Summary of the Evaluation of the Disaster Financial Assistance Arrangements Program
What we examined?
- DFAA is a transfer payment and cost-sharing program between the federal government and a province/territory (PT).
- The Program supports a PT after a major disaster with response and recovery costs exceeding their financial capacity.
- The evaluation was calibrated to primarily focus on efficiency and economy and to also examine issues of relevance and effectiveness. The evaluation covered the period from 2011-12 to 2015-16.
Why it is important?
- In the event of a large-scale natural disaster, PTs can incur a substantial financial burden as they respond and recover. To lessen this financial burden, DFAA staff work closely with PTs to review and provide financial assistance to reimburse eligible response and recovery costs.
- Since its inception in 1970, DFAA has reimbursed over $4.1 billion in post-disaster assistance.
- As a transfer payment program, DFAA is required to be evaluated every five years under section 42.1 of the Financial Administration Act. DFAA was last evaluated in December 2011.
- Relevance: With the increasing frequency, severity and costs of disaster, there is a continuing need for the DFAA program to support PTs with response and recovery costs.
- Effectiveness: The DFAA is providing financial support to PTs but, sometimes, must reprofile funds, or set up a payable at year-end to balance its budget.

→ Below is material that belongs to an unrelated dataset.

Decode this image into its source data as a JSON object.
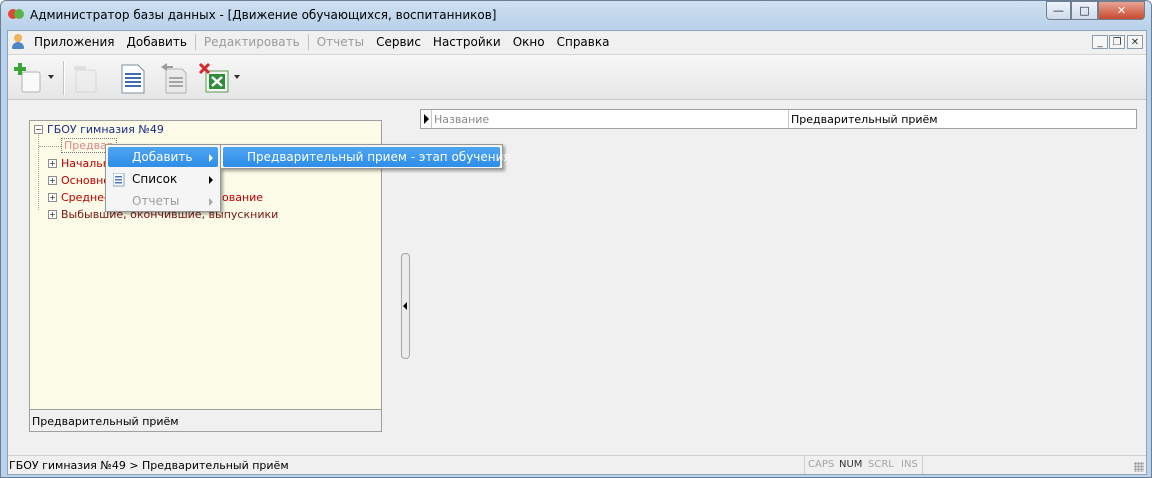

- Efficiency: There is some duplication between federal and provincial audits. Quality of DFAA submissions between PTs is inconsistent.
- Economy: The growing number and severity of disasters have increased federal financial liabilities under DFAA. Documents reviewed indicated that investment in mitigation can help reduce vulnerability to future disasters.

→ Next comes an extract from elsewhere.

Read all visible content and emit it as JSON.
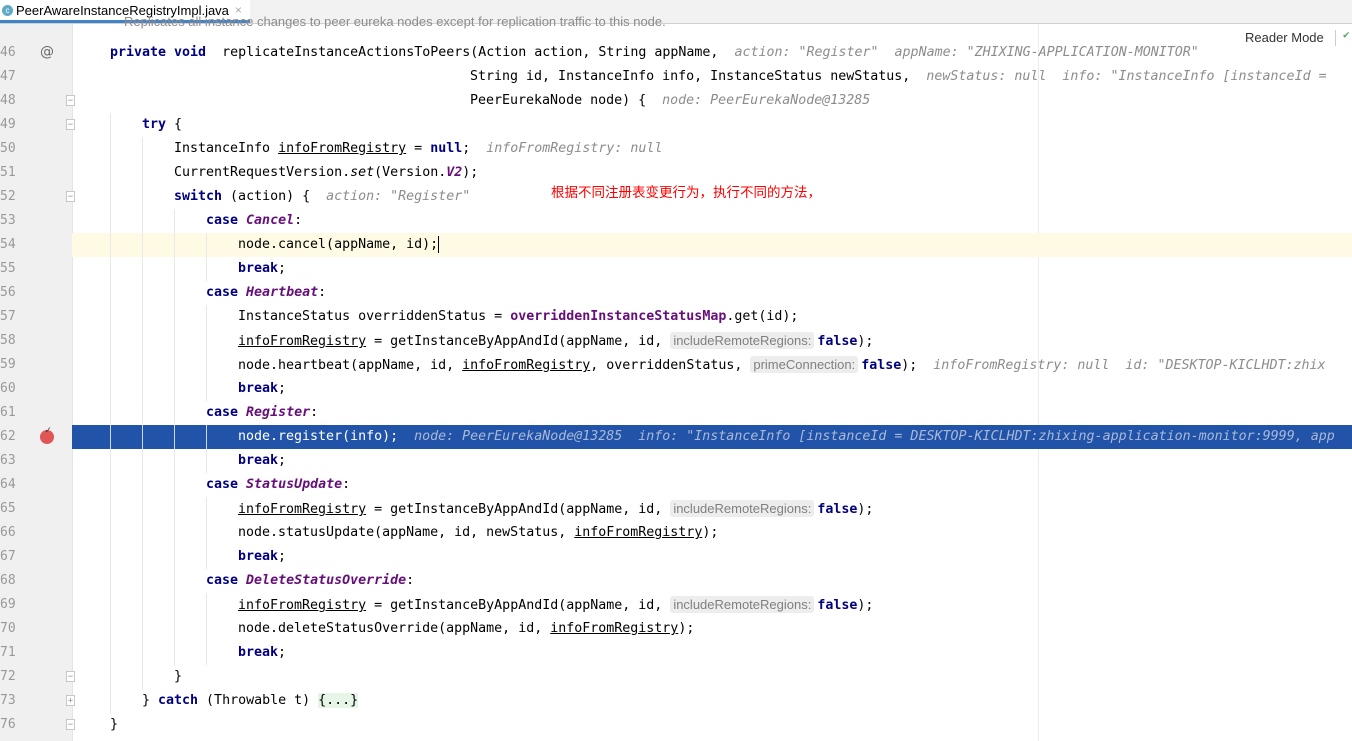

Measures taken by the program to increase effectiveness
- As of September 2015, PTs were required to submit an annual accounting exercise twice a year (February/March and August/September) instead of just once a year to strengthen PS forecasting.

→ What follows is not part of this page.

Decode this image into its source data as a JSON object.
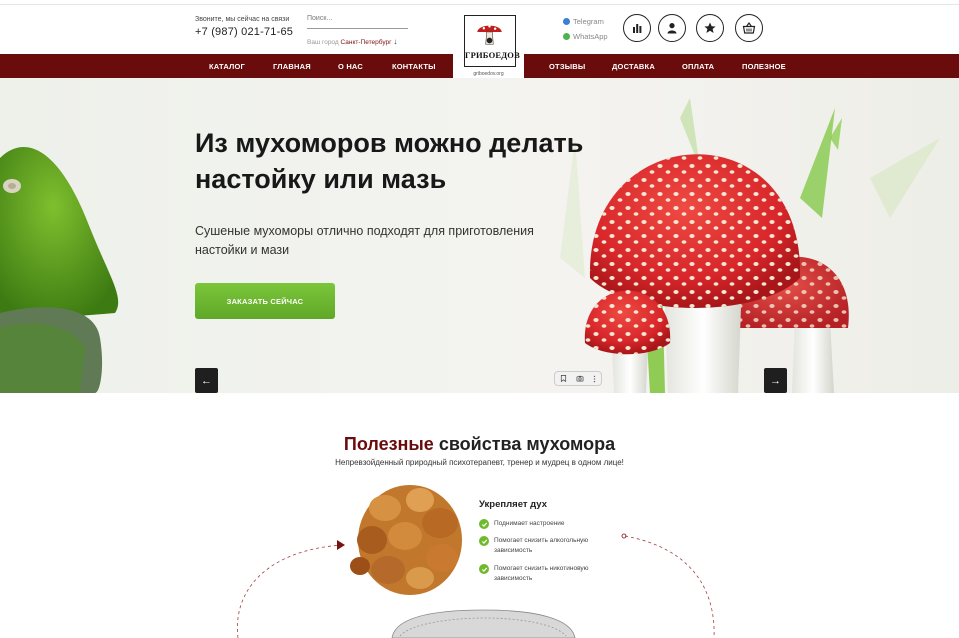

- PTs are also asked to identify upcoming payments requests, timing, and amount.
Measures taken by the program to increase efficiency and economy
- The average administration ratio was reduced from 4.8% for the last evaluation (2011) to 1.5% for this evaluation.
- The audit function moved towards a risk-based approach over the last two years.
- Efficiencies were created by removing unnecessary steps (risk assessment for advance and interim payments and audit is conducted for final payment).
The ADM of the Emergency Management and Programs Branch should:
- Update guidelines and templates to increase their effectiveness in ensuring consistency of PTs submissions.
- Establish in collaboration with PTs criteria and mechanisms whereby audits conducted by PTs complement and streamline federal audit requirements.
- Further promote the use of the DFAA mitigation component to reduce the financial burden of future disasters on PTs and the federal government.